Foi relator das Nações Unidas para a Relatoria Nacional para o Direito Humano ao Meio Ambiente e esteve envolvido na organização da Central Única dos Trabalhadores (CUT), na década de 1980. Nos anos em que esteve na coordenação nacional da FASE, assegurou que a educação popular, inclusiva e transformadora estivesse no cerne da instituição.
Para além dos títulos e do currículo profissional, Jean Pierre foi uma pessoa com grande senso de justiça. Seu trabalho refletia seus princípios e sua luta por um mundo mais justo e serviu de inspiração para muitas organizações e movimentos.
Na ocasião do lançamento do seu livro “Territórios do futuro: educação, meio ambiente e ação coletiva”, em 2010, Jean Pierre declarou que “nestes tempos de angústia e de dúvidas sobre o futuro da humanidade, não podemos deixar aos donos do poder político e econômico a tarefa de traçar o nosso destino.
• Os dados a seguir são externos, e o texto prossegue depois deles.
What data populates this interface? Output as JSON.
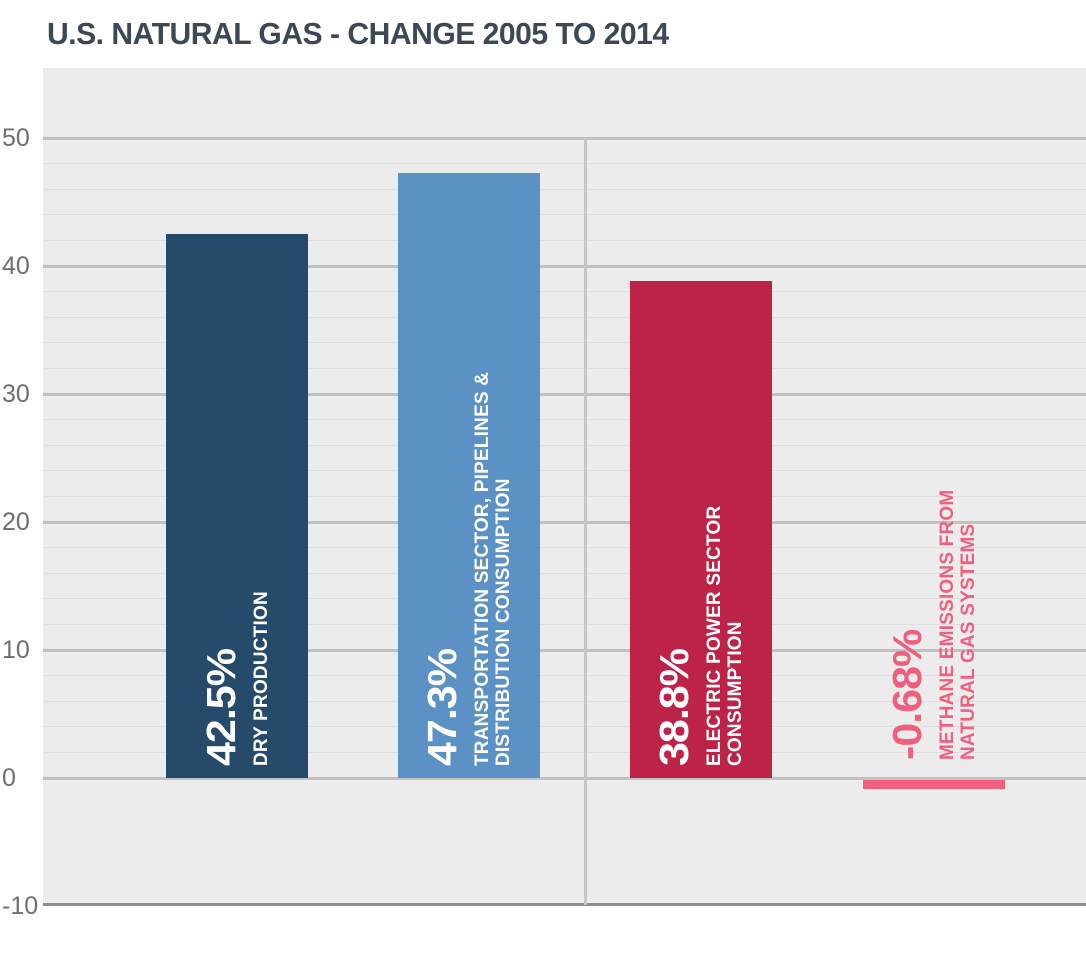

O caminho entre o possível e a utopia é o espaço no qual os cidadãos do mundo podem e devem agir”. Sua fala segue nos desafiando na construção de um outro mundo.
Em um dia tão triste para a sociedade civil e para os movimentos por justiça, meio ambiente e direitos humanos, nossa maior homenagem a Jean Pierre Leroy é não desistir do sonho por um mundo mais solidário, sustentável e menos desigual. Seguiremos na luta, Jean Pierre!
Katia Maia
Diretora Executiva da Oxfam Brasil
Uma caminhada de lutas*
Jean Pierre Leroy nasceu em 17 de janeiro de 1939 na Normandia, França. Chegou ao Brasil em 1971, passando a viver em Belém. Lá se aproximou de pescadores e agricultores familiares e, dois anos depois, se mudou para Santarém e passou a ser educador da FASE. Seu trabalho junto à equipe era voltado para produtores em pequenas roças, agroextrativistas e para organização sindical de trabalhadores. Ainda nessa década, foi para o Maranhão trabalhar em uma região de fronteira submetida à grilagem e à violência. Logo depois, foi para o Rio de Janeiro para fazer estudos sobre regiões no Paraná, no Maranhão e no Pará.
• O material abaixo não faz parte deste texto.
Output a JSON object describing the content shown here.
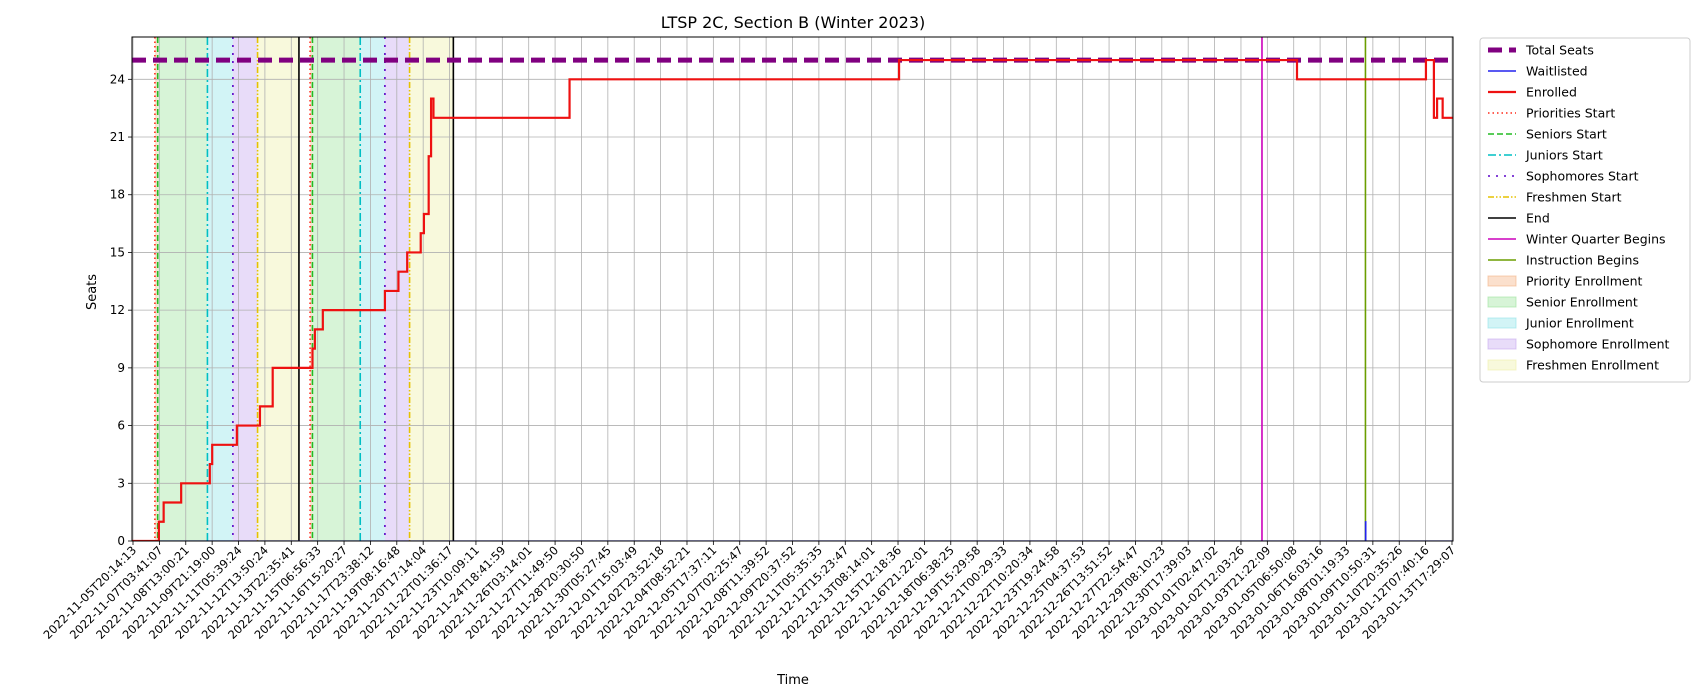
{
  "chart_data": {
    "type": "line",
    "title": "LTSP 2C, Section B (Winter 2023)",
    "xlabel": "Time",
    "ylabel": "Seats",
    "x_start": "2022-11-05T20:14:13",
    "x_end": "2023-01-14T00:00:00",
    "ylim": [
      0,
      26.2
    ],
    "yticks": [
      0,
      3,
      6,
      9,
      12,
      15,
      18,
      21,
      24
    ],
    "grid": true,
    "legend_position": "outside-right",
    "xtick_labels": [
      "2022-11-05T20:14:13",
      "2022-11-07T03:41:07",
      "2022-11-08T13:00:21",
      "2022-11-09T21:19:00",
      "2022-11-11T05:39:24",
      "2022-11-12T13:50:24",
      "2022-11-13T22:35:41",
      "2022-11-15T06:56:33",
      "2022-11-16T15:20:27",
      "2022-11-17T23:38:12",
      "2022-11-19T08:16:48",
      "2022-11-20T17:14:04",
      "2022-11-22T01:36:17",
      "2022-11-23T10:09:11",
      "2022-11-24T18:41:59",
      "2022-11-26T03:14:01",
      "2022-11-27T11:49:50",
      "2022-11-28T20:30:50",
      "2022-11-30T05:27:45",
      "2022-12-01T15:03:49",
      "2022-12-02T23:52:18",
      "2022-12-04T08:52:21",
      "2022-12-05T17:37:11",
      "2022-12-07T02:25:47",
      "2022-12-08T11:39:52",
      "2022-12-09T20:37:52",
      "2022-12-11T05:35:35",
      "2022-12-12T15:23:47",
      "2022-12-13T08:14:01",
      "2022-12-15T12:18:36",
      "2022-12-16T21:22:01",
      "2022-12-18T06:38:25",
      "2022-12-19T15:29:58",
      "2022-12-21T00:29:33",
      "2022-12-22T10:20:34",
      "2022-12-23T19:24:58",
      "2022-12-25T04:37:53",
      "2022-12-26T13:51:52",
      "2022-12-27T22:54:47",
      "2022-12-29T08:10:23",
      "2022-12-30T17:39:03",
      "2023-01-01T02:47:02",
      "2023-01-02T12:03:26",
      "2023-01-03T21:22:09",
      "2023-01-05T06:50:08",
      "2023-01-06T16:03:16",
      "2023-01-08T01:19:33",
      "2023-01-09T10:50:31",
      "2023-01-10T20:35:26",
      "2023-01-12T07:40:16",
      "2023-01-13T17:29:07"
    ],
    "total_seats": 25,
    "periods": [
      {
        "name": "Priority Enrollment",
        "color": "#f4b183",
        "spans": [
          [
            "2022-11-07T01:00",
            "2022-11-07T04:30"
          ],
          [
            "2022-11-15T04:00",
            "2022-11-15T06:56"
          ]
        ]
      },
      {
        "name": "Senior Enrollment",
        "color": "#9be39b",
        "spans": [
          [
            "2022-11-07T04:30",
            "2022-11-09T19:00"
          ],
          [
            "2022-11-15T06:56",
            "2022-11-17T19:00"
          ]
        ]
      },
      {
        "name": "Junior Enrollment",
        "color": "#8fe3e8",
        "spans": [
          [
            "2022-11-09T19:00",
            "2022-11-11T03:00"
          ],
          [
            "2022-11-17T19:00",
            "2022-11-19T02:00"
          ]
        ]
      },
      {
        "name": "Sophomore Enrollment",
        "color": "#c5a8ef",
        "spans": [
          [
            "2022-11-11T03:00",
            "2022-11-12T10:00"
          ],
          [
            "2022-11-19T02:00",
            "2022-11-20T09:00"
          ]
        ]
      },
      {
        "name": "Freshmen Enrollment",
        "color": "#eef0a8",
        "spans": [
          [
            "2022-11-12T10:00",
            "2022-11-14T14:00"
          ],
          [
            "2022-11-20T09:00",
            "2022-11-22T16:00"
          ]
        ]
      }
    ],
    "event_lines": [
      {
        "name": "Priorities Start",
        "color": "#ff2a1a",
        "style": "dotted",
        "x": [
          "2022-11-07T01:00",
          "2022-11-15T04:00"
        ]
      },
      {
        "name": "Seniors Start",
        "color": "#22bb22",
        "style": "dashed",
        "x": [
          "2022-11-07T04:30",
          "2022-11-15T06:56"
        ]
      },
      {
        "name": "Juniors Start",
        "color": "#00bfc4",
        "style": "dashdot",
        "x": [
          "2022-11-09T19:00",
          "2022-11-17T19:00"
        ]
      },
      {
        "name": "Sophomores Start",
        "color": "#5a00c8",
        "style": "loosedot",
        "x": [
          "2022-11-11T03:00",
          "2022-11-19T02:00"
        ]
      },
      {
        "name": "Freshmen Start",
        "color": "#e6c200",
        "style": "dashdotdot",
        "x": [
          "2022-11-12T10:00",
          "2022-11-20T09:00"
        ]
      },
      {
        "name": "End",
        "color": "#000000",
        "style": "solid",
        "x": [
          "2022-11-14T14:00",
          "2022-11-22T16:00"
        ]
      },
      {
        "name": "Winter Quarter Begins",
        "color": "#cc00bb",
        "style": "solid",
        "x": [
          "2023-01-04T00:00"
        ]
      },
      {
        "name": "Instruction Begins",
        "color": "#6b9e00",
        "style": "solid",
        "x": [
          "2023-01-09T10:00"
        ]
      }
    ],
    "series": [
      {
        "name": "Total Seats",
        "color": "#800080",
        "style": "thickdash",
        "points": [
          [
            "2022-11-05T20:14:13",
            25
          ],
          [
            "2023-01-14T00:00:00",
            25
          ]
        ]
      },
      {
        "name": "Waitlisted",
        "color": "#2222ee",
        "style": "solid",
        "points": [
          [
            "2022-11-05T20:14:13",
            0
          ],
          [
            "2023-01-09T10:00",
            0
          ],
          [
            "2023-01-09T10:00",
            1
          ],
          [
            "2023-01-09T10:30",
            1
          ],
          [
            "2023-01-09T10:30",
            0
          ],
          [
            "2023-01-14T00:00:00",
            0
          ]
        ]
      },
      {
        "name": "Enrolled",
        "color": "#ee1111",
        "style": "solid",
        "points": [
          [
            "2022-11-05T20:14:13",
            0
          ],
          [
            "2022-11-07T06:00",
            0
          ],
          [
            "2022-11-07T06:00",
            1
          ],
          [
            "2022-11-07T12:00",
            1
          ],
          [
            "2022-11-07T12:00",
            2
          ],
          [
            "2022-11-08T10:00",
            2
          ],
          [
            "2022-11-08T10:00",
            3
          ],
          [
            "2022-11-09T22:00",
            3
          ],
          [
            "2022-11-09T22:00",
            4
          ],
          [
            "2022-11-10T01:00",
            4
          ],
          [
            "2022-11-10T01:00",
            5
          ],
          [
            "2022-11-11T08:00",
            5
          ],
          [
            "2022-11-11T08:00",
            6
          ],
          [
            "2022-11-12T13:00",
            6
          ],
          [
            "2022-11-12T13:00",
            7
          ],
          [
            "2022-11-13T05:00",
            7
          ],
          [
            "2022-11-13T05:00",
            9
          ],
          [
            "2022-11-15T07:00",
            9
          ],
          [
            "2022-11-15T07:00",
            10
          ],
          [
            "2022-11-15T10:00",
            10
          ],
          [
            "2022-11-15T10:00",
            11
          ],
          [
            "2022-11-15T20:00",
            11
          ],
          [
            "2022-11-15T20:00",
            12
          ],
          [
            "2022-11-19T02:00",
            12
          ],
          [
            "2022-11-19T02:00",
            13
          ],
          [
            "2022-11-19T19:00",
            13
          ],
          [
            "2022-11-19T19:00",
            14
          ],
          [
            "2022-11-20T06:00",
            14
          ],
          [
            "2022-11-20T06:00",
            15
          ],
          [
            "2022-11-20T23:00",
            15
          ],
          [
            "2022-11-20T23:00",
            16
          ],
          [
            "2022-11-21T03:00",
            16
          ],
          [
            "2022-11-21T03:00",
            17
          ],
          [
            "2022-11-21T09:00",
            17
          ],
          [
            "2022-11-21T09:00",
            20
          ],
          [
            "2022-11-21T12:00",
            20
          ],
          [
            "2022-11-21T12:00",
            23
          ],
          [
            "2022-11-21T15:00",
            23
          ],
          [
            "2022-11-21T15:00",
            22
          ],
          [
            "2022-11-28T18:00",
            22
          ],
          [
            "2022-11-28T18:00",
            24
          ],
          [
            "2022-12-16T00:00",
            24
          ],
          [
            "2022-12-16T00:00",
            25
          ],
          [
            "2023-01-05T20:00",
            25
          ],
          [
            "2023-01-05T20:00",
            24
          ],
          [
            "2023-01-12T14:00",
            24
          ],
          [
            "2023-01-12T14:00",
            25
          ],
          [
            "2023-01-13T00:00",
            25
          ],
          [
            "2023-01-13T00:00",
            22
          ],
          [
            "2023-01-13T04:00",
            22
          ],
          [
            "2023-01-13T04:00",
            23
          ],
          [
            "2023-01-13T11:00",
            23
          ],
          [
            "2023-01-13T11:00",
            22
          ],
          [
            "2023-01-14T02:00",
            22
          ],
          [
            "2023-01-14T02:00",
            21
          ],
          [
            "2023-01-14T05:00",
            21
          ],
          [
            "2023-01-14T05:00",
            22
          ],
          [
            "2023-01-14T15:00",
            22
          ],
          [
            "2023-01-14T15:00",
            21
          ],
          [
            "2023-01-15T15:00",
            21
          ],
          [
            "2023-01-15T15:00",
            22
          ],
          [
            "2023-01-16T23:00",
            22
          ]
        ]
      }
    ],
    "legend": [
      {
        "label": "Total Seats",
        "kind": "line",
        "color": "#800080",
        "style": "thickdash"
      },
      {
        "label": "Waitlisted",
        "kind": "line",
        "color": "#2222ee",
        "style": "solid"
      },
      {
        "label": "Enrolled",
        "kind": "line",
        "color": "#ee1111",
        "style": "solid2"
      },
      {
        "label": "Priorities Start",
        "kind": "line",
        "color": "#ff2a1a",
        "style": "dotted"
      },
      {
        "label": "Seniors Start",
        "kind": "line",
        "color": "#22bb22",
        "style": "dashed"
      },
      {
        "label": "Juniors Start",
        "kind": "line",
        "color": "#00bfc4",
        "style": "dashdot"
      },
      {
        "label": "Sophomores Start",
        "kind": "line",
        "color": "#5a00c8",
        "style": "loosedot"
      },
      {
        "label": "Freshmen Start",
        "kind": "line",
        "color": "#e6c200",
        "style": "dashdotdot"
      },
      {
        "label": "End",
        "kind": "line",
        "color": "#000000",
        "style": "solid"
      },
      {
        "label": "Winter Quarter Begins",
        "kind": "line",
        "color": "#cc00bb",
        "style": "solid"
      },
      {
        "label": "Instruction Begins",
        "kind": "line",
        "color": "#6b9e00",
        "style": "solid"
      },
      {
        "label": "Priority Enrollment",
        "kind": "patch",
        "color": "#f4b183"
      },
      {
        "label": "Senior Enrollment",
        "kind": "patch",
        "color": "#9be39b"
      },
      {
        "label": "Junior Enrollment",
        "kind": "patch",
        "color": "#8fe3e8"
      },
      {
        "label": "Sophomore Enrollment",
        "kind": "patch",
        "color": "#c5a8ef"
      },
      {
        "label": "Freshmen Enrollment",
        "kind": "patch",
        "color": "#eef0a8"
      }
    ]
  }
}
Em 1979, assumiu a coordenação nacional da FASE, exercendo a função até 1983, quando passou a ser coordenador nacional adjunto. A conjuntura de ditadura recomendava que o coordenador nacional tivesse um perfil de atuação mais discreto, que não chamasse a atenção e desse respaldo à organização.
Envolveu-se, então, na reorganização sindical, em particular pelas Oposições Sindicais, urbano-industriais e rurais, e na organização da Central Única dos Trabalhadores (CUT). Como coordenador nacional da FASE, Jean Pierre liderou o processo de resgate da sua identidade institucional como organização voltada para a educação popular, assegurando de forma democrática e pluralista as bases para a consolidação institucional da FASE e a continuidade do seu compromisso com a transformação social, nas décadas seguintes.
Nos anos 1980, esteve ativo em encontros sul-americanos. A Amazônia continuava a ser um dos seus grandes centros de interesse. Desde 1988, quando nasceu o Movimento pela Sobrevivência da Transamazônica, se tornou um colaborador periódico do movimento.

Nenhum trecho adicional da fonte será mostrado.